US endowment for nonprofit organizations—particularly ones for higher education institutions—have significantly underperformed market benchmarks, according to a study of more than 28,000 endowment funds published by the National Bureau of Economic Research, a private nonprofit research organization.
“We study the investment returns and distribution policies of non-profit endowment funds, which have grown into a $0.7 trillion institutional investor class in the US economy,” said the report. “Although higher education endowments represent somewhat more than half of the total asset class, our results suggest that the research focus on them may be somewhat misleading, as they have inferior investment performance on an absolute basis.”
Professors at Georgetown University and New York University analyzed data provided by 28,696 nonprofit organizations in annual Form 990 filings with the Internal Revenue Service (IRS), and concluded that the median annual investment return for the entire sample between 2009 and 2016 was 3.75%. This occurred during one of the longest bull markets in US history, when equity market index returns returned 12.21% per year.

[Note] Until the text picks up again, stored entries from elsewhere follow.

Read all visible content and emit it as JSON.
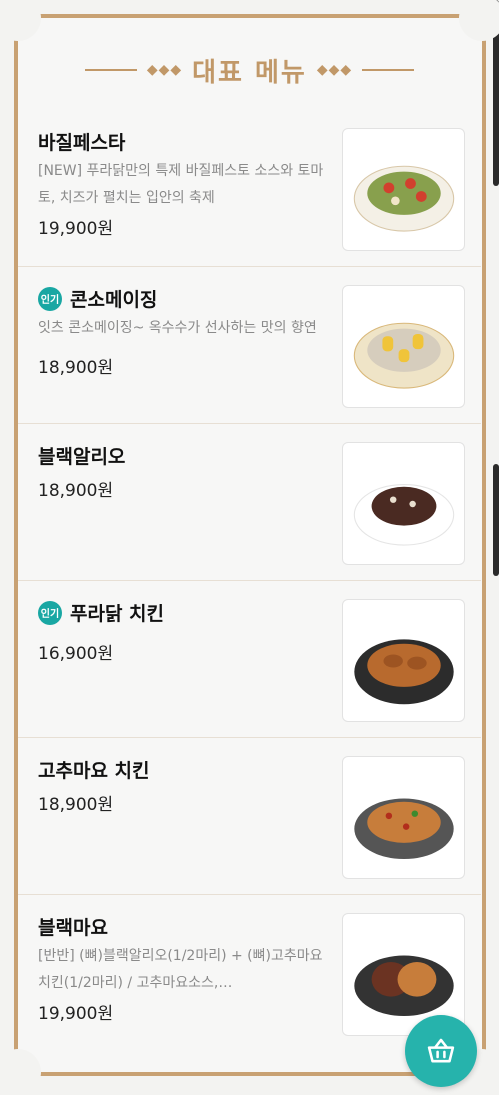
{
  "header": {
    "title": "대표 메뉴",
    "spark_left": "◆◆◆",
    "spark_right": "◆◆◆"
  },
  "items": [
    {
      "name": "바질페스타",
      "badge": "",
      "desc": "[NEW] 푸라닭만의 특제 바질페스토 소스와 토마토, 치즈가 펼치는 입안의 축제",
      "price": "19,900원",
      "food_color": "#88a04d"
    },
    {
      "name": "콘소메이징",
      "badge": "인기",
      "desc": "잇츠 콘소메이징~ 옥수수가 선사하는 맛의 향연",
      "price": "18,900원",
      "food_color": "#e0c878"
    },
    {
      "name": "블랙알리오",
      "badge": "",
      "desc": "",
      "price": "18,900원",
      "food_color": "#4a2a22"
    },
    {
      "name": "푸라닭 치킨",
      "badge": "인기",
      "desc": "",
      "price": "16,900원",
      "food_color": "#b86a2e"
    },
    {
      "name": "고추마요 치킨",
      "badge": "",
      "desc": "",
      "price": "18,900원",
      "food_color": "#c77d3b"
    },
    {
      "name": "블랙마요",
      "badge": "",
      "desc": "[반반] (뼈)블랙알리오(1/2마리) + (뼈)고추마요 치킨(1/2마리) / 고추마요소스,…",
      "price": "19,900원",
      "food_color": "#6b3322"
    }
  ],
  "colors": {
    "accent": "#c19868",
    "badge": "#19a7a3",
    "cart": "#26b3ac"
  },
  "cart": {
    "icon": "basket-icon"
  }
}
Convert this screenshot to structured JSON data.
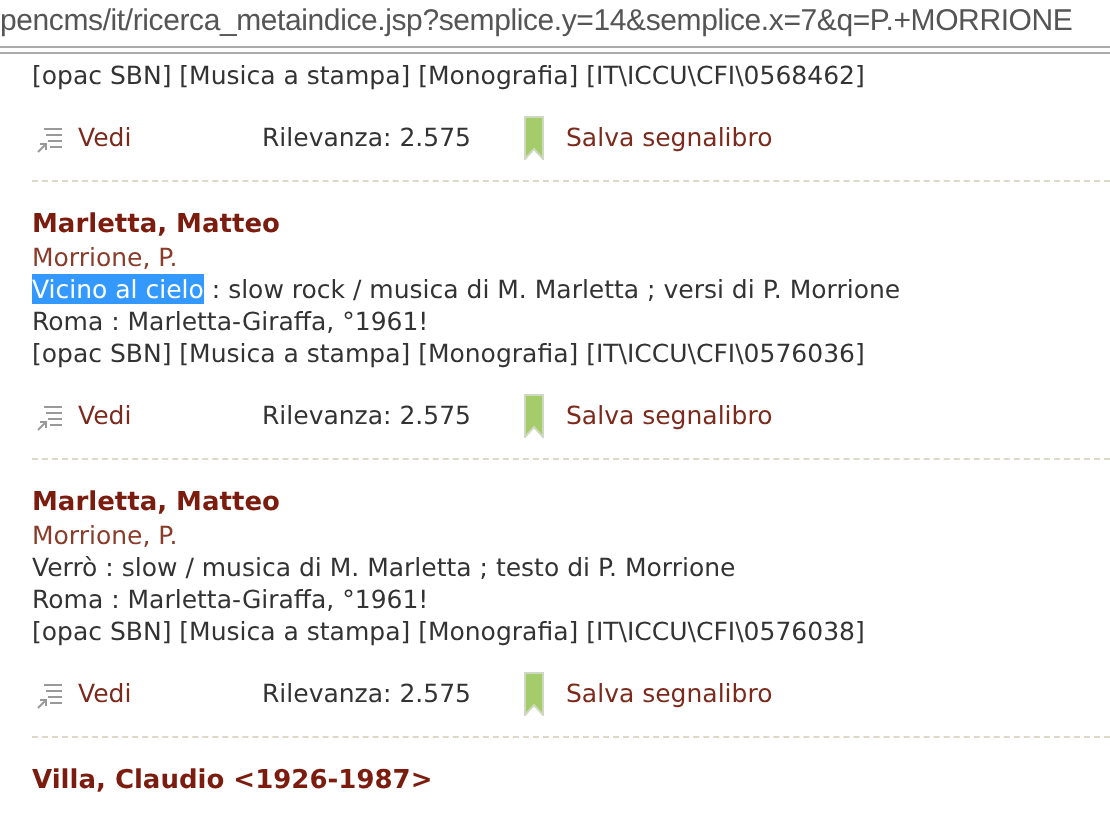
{
  "address_bar": {
    "url": "pencms/it/ricerca_metaindice.jsp?semplice.y=14&semplice.x=7&q=P.+MORRIONE"
  },
  "records": [
    {
      "tags": "[opac SBN] [Musica a stampa] [Monografia] [IT\\ICCU\\CFI\\0568462]",
      "view": "Vedi",
      "relevance": "Rilevanza: 2.575",
      "bookmark": "Salva segnalibro"
    },
    {
      "author": "Marletta, Matteo",
      "co_author": "Morrione, P.",
      "title": [
        {
          "text": "Vicino al cielo",
          "selected": true
        },
        {
          "text": " : slow rock / musica di M. Marletta ; versi di P. Morrione",
          "selected": false
        }
      ],
      "imprint": "Roma : Marletta-Giraffa, °1961!",
      "tags": "[opac SBN] [Musica a stampa] [Monografia] [IT\\ICCU\\CFI\\0576036]",
      "view": "Vedi",
      "relevance": "Rilevanza: 2.575",
      "bookmark": "Salva segnalibro"
    },
    {
      "author": "Marletta, Matteo",
      "co_author": "Morrione, P.",
      "title": [
        {
          "text": "Verrò : slow / musica di M. Marletta ; testo di P. Morrione",
          "selected": false
        }
      ],
      "imprint": "Roma : Marletta-Giraffa, °1961!",
      "tags": "[opac SBN] [Musica a stampa] [Monografia] [IT\\ICCU\\CFI\\0576038]",
      "view": "Vedi",
      "relevance": "Rilevanza: 2.575",
      "bookmark": "Salva segnalibro"
    },
    {
      "author": "Villa, Claudio <1926-1987>"
    }
  ]
}
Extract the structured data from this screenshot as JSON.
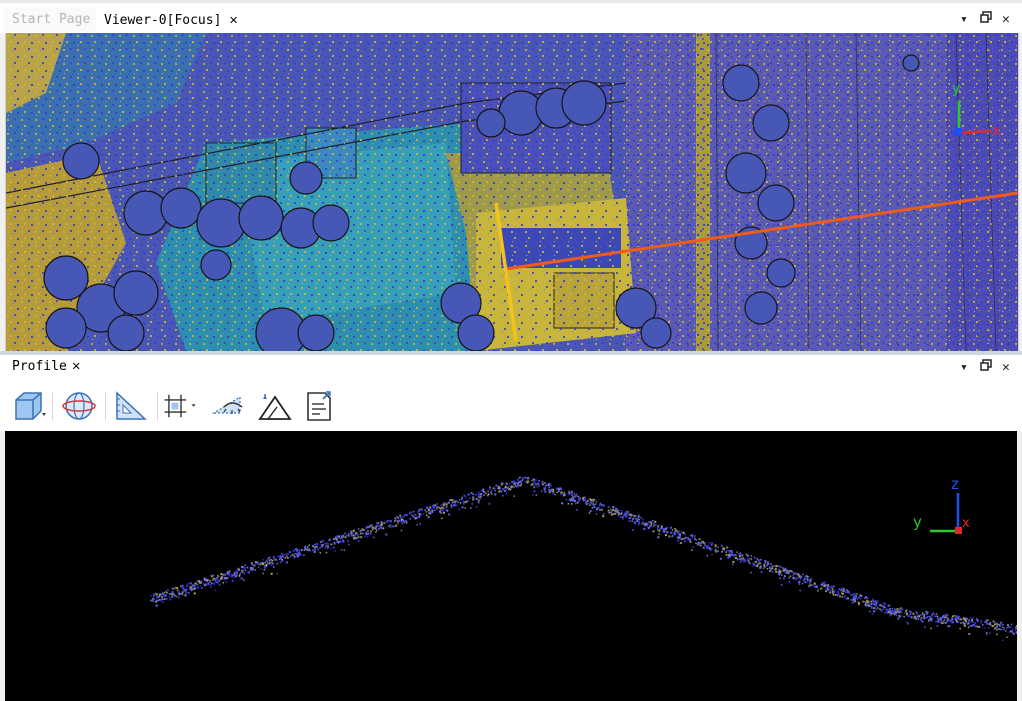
{
  "tabs": [
    {
      "label": "Start Page",
      "active": false
    },
    {
      "label": "Viewer-0[Focus]",
      "active": true
    }
  ],
  "tab_close_glyph": "✕",
  "window_controls": {
    "menu": "▾",
    "restore": "🗗",
    "close": "✕"
  },
  "profile_panel": {
    "title": "Profile",
    "close_glyph": "✕"
  },
  "toolbar_icons": [
    "box-select-icon",
    "orbit-icon",
    "ruler-triangle-icon",
    "grid-crop-icon",
    "visibility-filter-icon",
    "terrain-icon",
    "report-icon"
  ],
  "viewer_axes": {
    "x": "x",
    "y": "y"
  },
  "profile_axes": {
    "y": "y",
    "z": "z",
    "x": "x"
  },
  "colors": {
    "accent_line": "#f05a1a",
    "section_line": "#f3c21c",
    "background": "#000000"
  }
}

This was also 5.53 percentage points below a 60-40 mix of US equity and Treasury bond indexes, and below the 10-year Treasury bonds’ 4.89% return per year during the same period.

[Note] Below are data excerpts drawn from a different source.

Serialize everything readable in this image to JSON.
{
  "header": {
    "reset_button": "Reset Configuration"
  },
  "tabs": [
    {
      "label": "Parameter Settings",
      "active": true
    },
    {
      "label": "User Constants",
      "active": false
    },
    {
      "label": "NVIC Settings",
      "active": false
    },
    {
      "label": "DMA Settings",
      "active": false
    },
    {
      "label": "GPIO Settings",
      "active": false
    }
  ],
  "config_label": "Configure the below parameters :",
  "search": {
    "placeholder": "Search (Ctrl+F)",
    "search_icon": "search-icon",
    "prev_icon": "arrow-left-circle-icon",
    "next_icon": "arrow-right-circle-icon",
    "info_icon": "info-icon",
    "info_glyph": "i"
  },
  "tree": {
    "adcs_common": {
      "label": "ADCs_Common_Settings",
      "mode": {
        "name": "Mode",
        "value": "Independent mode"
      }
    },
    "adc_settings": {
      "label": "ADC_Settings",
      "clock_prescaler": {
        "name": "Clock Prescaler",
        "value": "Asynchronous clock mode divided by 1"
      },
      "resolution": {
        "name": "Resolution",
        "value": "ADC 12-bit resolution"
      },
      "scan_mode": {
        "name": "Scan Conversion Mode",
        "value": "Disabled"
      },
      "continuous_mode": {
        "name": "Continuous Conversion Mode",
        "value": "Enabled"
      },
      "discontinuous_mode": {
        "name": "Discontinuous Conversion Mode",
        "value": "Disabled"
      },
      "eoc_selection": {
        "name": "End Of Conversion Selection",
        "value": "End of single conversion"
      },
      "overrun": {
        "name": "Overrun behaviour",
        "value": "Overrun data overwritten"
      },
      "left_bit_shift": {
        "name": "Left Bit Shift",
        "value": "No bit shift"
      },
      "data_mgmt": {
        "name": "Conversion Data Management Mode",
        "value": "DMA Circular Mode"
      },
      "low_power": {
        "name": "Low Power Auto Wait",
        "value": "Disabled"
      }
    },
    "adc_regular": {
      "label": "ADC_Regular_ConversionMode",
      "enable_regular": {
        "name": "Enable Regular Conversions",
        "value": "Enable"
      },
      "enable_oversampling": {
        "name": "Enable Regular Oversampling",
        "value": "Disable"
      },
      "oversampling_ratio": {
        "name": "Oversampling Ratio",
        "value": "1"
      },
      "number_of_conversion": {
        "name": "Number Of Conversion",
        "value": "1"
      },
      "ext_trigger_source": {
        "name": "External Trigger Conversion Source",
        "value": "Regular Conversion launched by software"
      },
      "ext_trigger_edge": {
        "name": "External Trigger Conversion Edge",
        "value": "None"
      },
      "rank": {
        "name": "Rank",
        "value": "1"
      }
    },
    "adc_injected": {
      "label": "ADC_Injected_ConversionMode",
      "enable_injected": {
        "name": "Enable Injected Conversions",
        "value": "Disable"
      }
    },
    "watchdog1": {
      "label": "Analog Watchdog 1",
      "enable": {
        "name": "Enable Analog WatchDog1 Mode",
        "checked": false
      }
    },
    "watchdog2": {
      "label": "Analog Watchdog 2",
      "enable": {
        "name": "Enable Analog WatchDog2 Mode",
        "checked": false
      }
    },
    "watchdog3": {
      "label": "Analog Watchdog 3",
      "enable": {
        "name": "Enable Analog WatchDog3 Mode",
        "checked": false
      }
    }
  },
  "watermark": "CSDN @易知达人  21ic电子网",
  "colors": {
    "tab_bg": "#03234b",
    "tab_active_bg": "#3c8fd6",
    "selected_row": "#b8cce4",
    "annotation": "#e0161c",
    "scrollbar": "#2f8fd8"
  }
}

The findings “support the conclusion that the investment wisdom of top universities is largely a myth, as one could expect to earn these types of returns simply by chance,” the authors of the report wrote. “Frequent mentions in the media of the out-performance of top schools seems likely due to the outsized success of just one university, Yale.”
In 2018, Yale’s endowment earned a 12.3% investment return (net of all fees) for the year ending June 30, raising its total value to an all-time high of $29.4 billion from $27.2 billion at the same time last year.

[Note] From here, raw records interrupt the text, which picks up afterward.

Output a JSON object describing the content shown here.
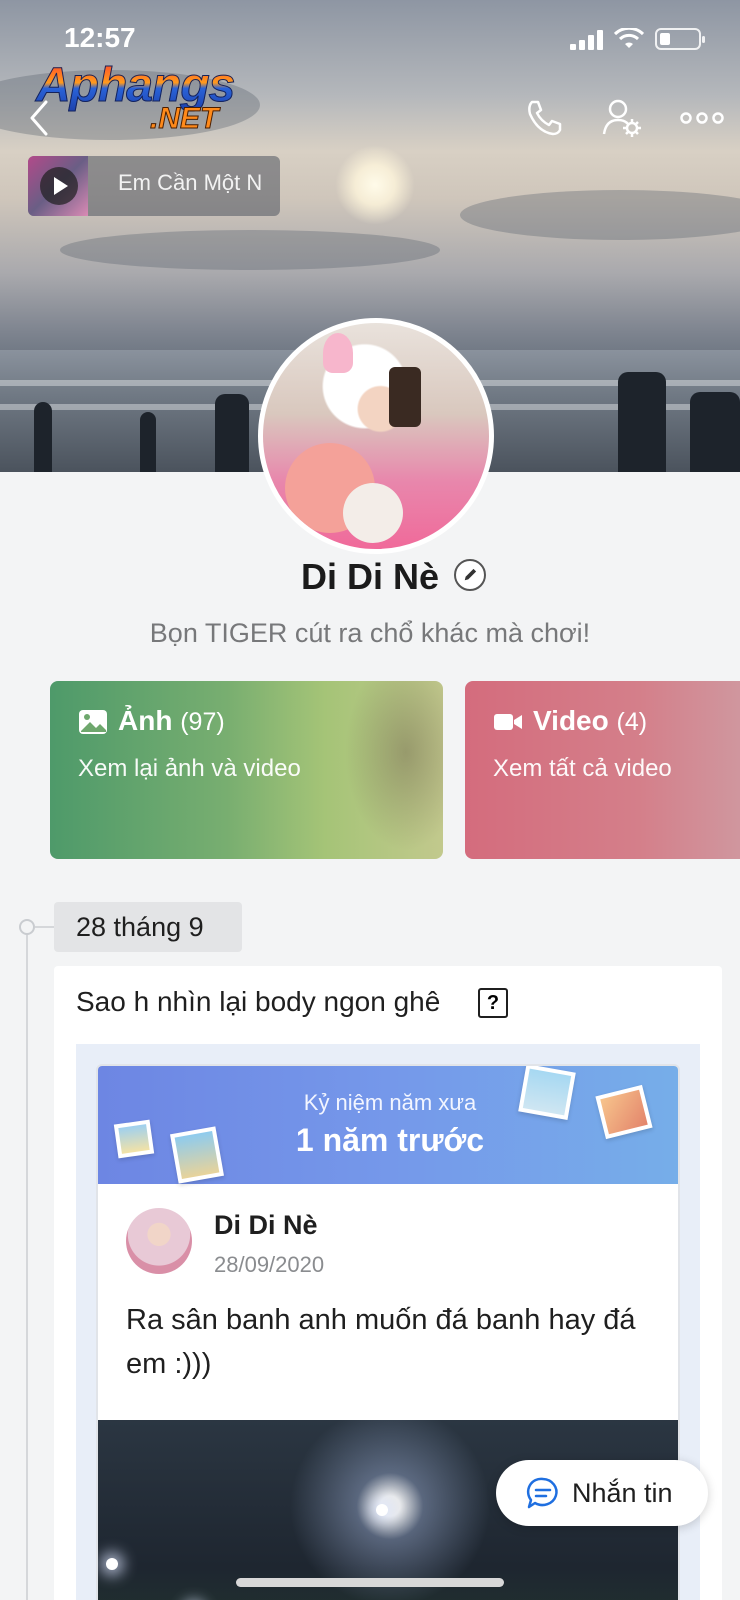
{
  "status_bar": {
    "time": "12:57"
  },
  "watermark": {
    "line1": "Aphangs",
    "line2": ".NET"
  },
  "music": {
    "title": "Em Cần Một N"
  },
  "profile": {
    "name": "Di Di Nè",
    "bio": "Bọn TIGER cút ra chổ khác mà chơi!"
  },
  "media_cards": {
    "photos": {
      "title": "Ảnh",
      "count": "(97)",
      "subtitle": "Xem lại ảnh và video"
    },
    "videos": {
      "title": "Video",
      "count": "(4)",
      "subtitle": "Xem tất cả video"
    }
  },
  "timeline": {
    "date": "28 tháng 9",
    "post": {
      "caption": "Sao h nhìn lại body ngon ghê",
      "caption_icon": "?",
      "memory": {
        "label": "Kỷ niệm năm xưa",
        "period": "1 năm trước",
        "author": "Di Di Nè",
        "date": "28/09/2020",
        "text": "Ra sân banh anh muốn đá banh hay đá em :)))"
      }
    }
  },
  "fab": {
    "label": "Nhắn tin"
  },
  "colors": {
    "photo_card": "#6ea76d",
    "video_card": "#d47681",
    "memory_header": "#7598ea"
  },
  "icons": [
    "back-icon",
    "phone-icon",
    "user-settings-icon",
    "more-icon",
    "play-icon",
    "image-icon",
    "video-camera-icon",
    "edit-pencil-icon",
    "message-icon"
  ]
}
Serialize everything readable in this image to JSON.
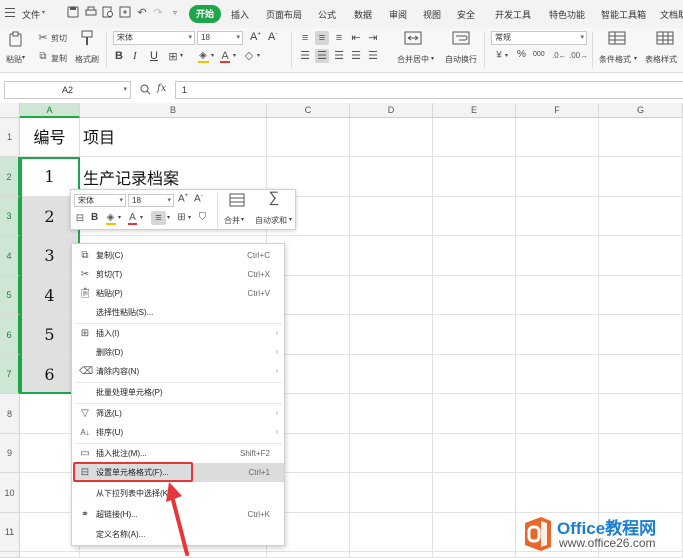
{
  "menubar": {
    "file": "文件",
    "tabs": [
      "开始",
      "插入",
      "页面布局",
      "公式",
      "数据",
      "审阅",
      "视图",
      "安全",
      "开发工具",
      "特色功能",
      "智能工具箱",
      "文档助"
    ],
    "active_tab": "开始",
    "active_color": "#1fa64a"
  },
  "ribbon": {
    "paste": "粘贴",
    "cut": "剪切",
    "copy": "复制",
    "format_painter": "格式刷",
    "font_name": "宋体",
    "font_size": "18",
    "bold": "B",
    "italic": "I",
    "underline": "U",
    "merge_center": "合并居中",
    "wrap_text": "自动换行",
    "number_format": "常规",
    "percent": "%",
    "thousands": "000",
    "conditional_format": "条件格式",
    "table_style": "表格样式"
  },
  "formula_bar": {
    "cell_ref": "A2",
    "fx": "fx",
    "value": "1"
  },
  "sheet": {
    "columns": [
      "A",
      "B",
      "C",
      "D",
      "E",
      "F",
      "G"
    ],
    "rows": [
      "1",
      "2",
      "3",
      "4",
      "5",
      "6",
      "7",
      "8",
      "9",
      "10",
      "11"
    ],
    "cells": {
      "a1": "编号",
      "b1": "项目",
      "a2": "1",
      "b2": "生产记录档案",
      "a3": "2",
      "a4": "3",
      "a5": "4",
      "a6": "5",
      "a7": "6"
    },
    "selection_color": "#1fa64a"
  },
  "mini_toolbar": {
    "font_name": "宋体",
    "font_size": "18",
    "bold": "B",
    "merge": "合并",
    "autosum": "自动求和"
  },
  "context_menu": {
    "items": [
      {
        "label": "复制(C)",
        "shortcut": "Ctrl+C",
        "icon": "copy-icon"
      },
      {
        "label": "剪切(T)",
        "shortcut": "Ctrl+X",
        "icon": "scissors-icon"
      },
      {
        "label": "粘贴(P)",
        "shortcut": "Ctrl+V",
        "icon": "paste-icon"
      },
      {
        "label": "选择性粘贴(S)...",
        "shortcut": "",
        "icon": ""
      },
      {
        "label": "插入(I)",
        "shortcut": "",
        "icon": "insert-icon"
      },
      {
        "label": "删除(D)",
        "shortcut": "",
        "icon": ""
      },
      {
        "label": "清除内容(N)",
        "shortcut": "",
        "icon": "eraser-icon"
      },
      {
        "label": "批量处理单元格(P)",
        "shortcut": "",
        "icon": ""
      },
      {
        "label": "筛选(L)",
        "shortcut": "",
        "icon": "filter-icon"
      },
      {
        "label": "排序(U)",
        "shortcut": "",
        "icon": "sort-icon"
      },
      {
        "label": "插入批注(M)...",
        "shortcut": "Shift+F2",
        "icon": "comment-icon"
      },
      {
        "label": "设置单元格格式(F)...",
        "shortcut": "Ctrl+1",
        "icon": "format-cells-icon"
      },
      {
        "label": "从下拉列表中选择(K)...",
        "shortcut": "",
        "icon": ""
      },
      {
        "label": "超链接(H)...",
        "shortcut": "Ctrl+K",
        "icon": "link-icon"
      },
      {
        "label": "定义名称(A)...",
        "shortcut": "",
        "icon": ""
      }
    ],
    "highlighted": "设置单元格格式(F)...",
    "annotation_color": "#e8353a"
  },
  "watermark": {
    "brand": "Office教程网",
    "url": "www.office26.com",
    "brand_color": "#1a7fd4",
    "logo_color": "#e8672a"
  }
}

Higher education endowments accounted for only 6% of the observations in the study, despite holding more than half of the assets in the sample.
The report also said that endowments’ returns appear to be connected to the quality of investment advice they receive, as smaller organizations close to major financial centers earned significantly higher investment returns, while the opposite is true for the larger endowments. It also said that most endowments appear to follow conservative distribution policies, with a median payout ratio below 2.5% of their assets.